[Development] Recommended way to take in strings

A. Pönitz apoenitz at t-online.de
Sat Jun 10 09:40:00 CEST 2023


On Wed, May 31, 2023 at 07:17:21AM +0000, Marc Mutz via Development wrote:
> On 31.05.23 09:07, Sami Varanka via Development wrote:
> > What is the recommended way for functions to take strings? Our QtGraphs 
> > API takes in const QString & but is recommended way nowadays take in 
> > QAnyStringView?
> 
> I doubt there's an accepted project-wide standard, yet, but as a rule of 
> thumb that everyone might be able to agree on: If the function doesn't 
> store the string as-is (=parses or pre-processes it), take by 
> QAnyStringView, otherwise continue to take by QString cref.
> 
> For very important APIs, there's the option to overload on
> 
> - `const QString &` and/or `QString &&`
> - QAnyStringView
>
> In this case, the QString overloads have to be marked Q_WEAK_OVERLOAD to 
> avoid ambiguous calls with certain argument types (`const char*`, 
> `QByteArray`, etc).

Close, but I'd actually further qualify the precondition "If the function
doesn't store the string as-is" and possibly quantify the whole thing to


  "If the function doesn't *necessarily*
   store the string as-is (=parses or pre-processes it), take by 
   QAnyStringView, otherwise continue to take by QString cref.

   For *a rare, but* very important APIs, there's the option to overload on
 
     - `const QString &` and/or `QString &&`
     - QAnyStringView"


My reason for the "*necessarily*" is to not leak an incidental implementation
detail of a given implementation into the long-term API.

A "current" implementation for a certain function might get away with not
storing a copy, a possibly following improved version might actually _need_
a copy. There should be no restriction on future implementations of such
functions that might only be possible by storing a copy.


For the "rare": I'd like to re-iterate that introducing the /first/ overload
for /anything/ is source-incompatible. I was reminded /again/ of that after
updating to current Qt dev and finding out the hard way that some code that
compiled for ages (using "&QVariant::fromValue<int>") doesn't compile anymore
due to some change that introduced a generic r-value overload for it.

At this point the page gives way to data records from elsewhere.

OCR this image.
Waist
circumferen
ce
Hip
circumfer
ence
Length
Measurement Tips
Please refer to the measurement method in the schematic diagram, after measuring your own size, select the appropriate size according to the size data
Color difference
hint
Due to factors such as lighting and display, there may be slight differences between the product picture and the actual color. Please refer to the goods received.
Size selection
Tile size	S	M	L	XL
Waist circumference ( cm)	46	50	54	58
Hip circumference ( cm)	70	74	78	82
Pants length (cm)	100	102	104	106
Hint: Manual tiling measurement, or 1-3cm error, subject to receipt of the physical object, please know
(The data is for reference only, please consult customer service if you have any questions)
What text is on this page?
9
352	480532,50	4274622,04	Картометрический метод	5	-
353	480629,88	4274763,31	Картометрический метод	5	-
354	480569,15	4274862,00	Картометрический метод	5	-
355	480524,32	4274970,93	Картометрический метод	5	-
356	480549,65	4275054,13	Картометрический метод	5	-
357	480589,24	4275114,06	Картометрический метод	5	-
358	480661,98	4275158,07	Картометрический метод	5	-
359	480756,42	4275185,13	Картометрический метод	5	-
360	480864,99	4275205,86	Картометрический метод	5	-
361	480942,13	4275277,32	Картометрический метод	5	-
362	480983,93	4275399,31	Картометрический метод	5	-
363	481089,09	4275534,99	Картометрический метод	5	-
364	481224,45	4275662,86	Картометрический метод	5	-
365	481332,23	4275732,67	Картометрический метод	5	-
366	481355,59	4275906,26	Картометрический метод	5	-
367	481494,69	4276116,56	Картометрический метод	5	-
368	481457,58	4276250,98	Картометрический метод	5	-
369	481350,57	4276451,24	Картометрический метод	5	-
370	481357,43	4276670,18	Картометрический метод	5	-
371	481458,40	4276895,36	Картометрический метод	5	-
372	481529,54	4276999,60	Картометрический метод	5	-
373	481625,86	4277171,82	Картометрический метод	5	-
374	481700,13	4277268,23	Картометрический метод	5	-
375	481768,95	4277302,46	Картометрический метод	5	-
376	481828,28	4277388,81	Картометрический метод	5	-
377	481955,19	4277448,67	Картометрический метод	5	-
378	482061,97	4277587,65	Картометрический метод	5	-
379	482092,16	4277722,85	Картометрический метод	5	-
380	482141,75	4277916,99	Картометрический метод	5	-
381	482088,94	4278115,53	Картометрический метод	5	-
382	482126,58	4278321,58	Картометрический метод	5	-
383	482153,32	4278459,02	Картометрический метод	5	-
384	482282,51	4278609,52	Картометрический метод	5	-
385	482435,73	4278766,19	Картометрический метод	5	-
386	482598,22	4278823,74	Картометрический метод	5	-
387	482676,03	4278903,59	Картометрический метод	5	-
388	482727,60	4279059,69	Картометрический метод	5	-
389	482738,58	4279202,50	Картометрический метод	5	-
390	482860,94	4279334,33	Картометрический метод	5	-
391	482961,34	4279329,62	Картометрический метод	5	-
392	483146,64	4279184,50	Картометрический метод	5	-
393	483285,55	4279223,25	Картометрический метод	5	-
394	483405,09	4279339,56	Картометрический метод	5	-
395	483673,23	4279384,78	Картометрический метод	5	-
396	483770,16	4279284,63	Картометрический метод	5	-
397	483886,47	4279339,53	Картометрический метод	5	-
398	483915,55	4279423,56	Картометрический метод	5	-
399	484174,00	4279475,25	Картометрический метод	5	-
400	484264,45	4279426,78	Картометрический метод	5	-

I will forgo any public pondering over (im-)possible setups where r-values for
int parameter have /any/ benefit and simply hope that this will fixed in
the actual 6.7 release, my point /here/ is that overloads should not be added
lightheartedly. Ever.


In the context of the original poster ("Qt Graph API") this means that since
any string-ish thing passed to that API will likely to be passed through
several more layers of API and finally be subject to some kind of optimized
delayed(!) rendering of the string, a generic benefit of having a QAnyStringView
is rather unlikely. /Optimal/ in that context is some ownership-transfering
mechanism taking input in the finally used encoding, second to that is anything
that created at least one deep copy. In that situation a non-overloaded 'const
QString &ref' parameter is simply "good enough".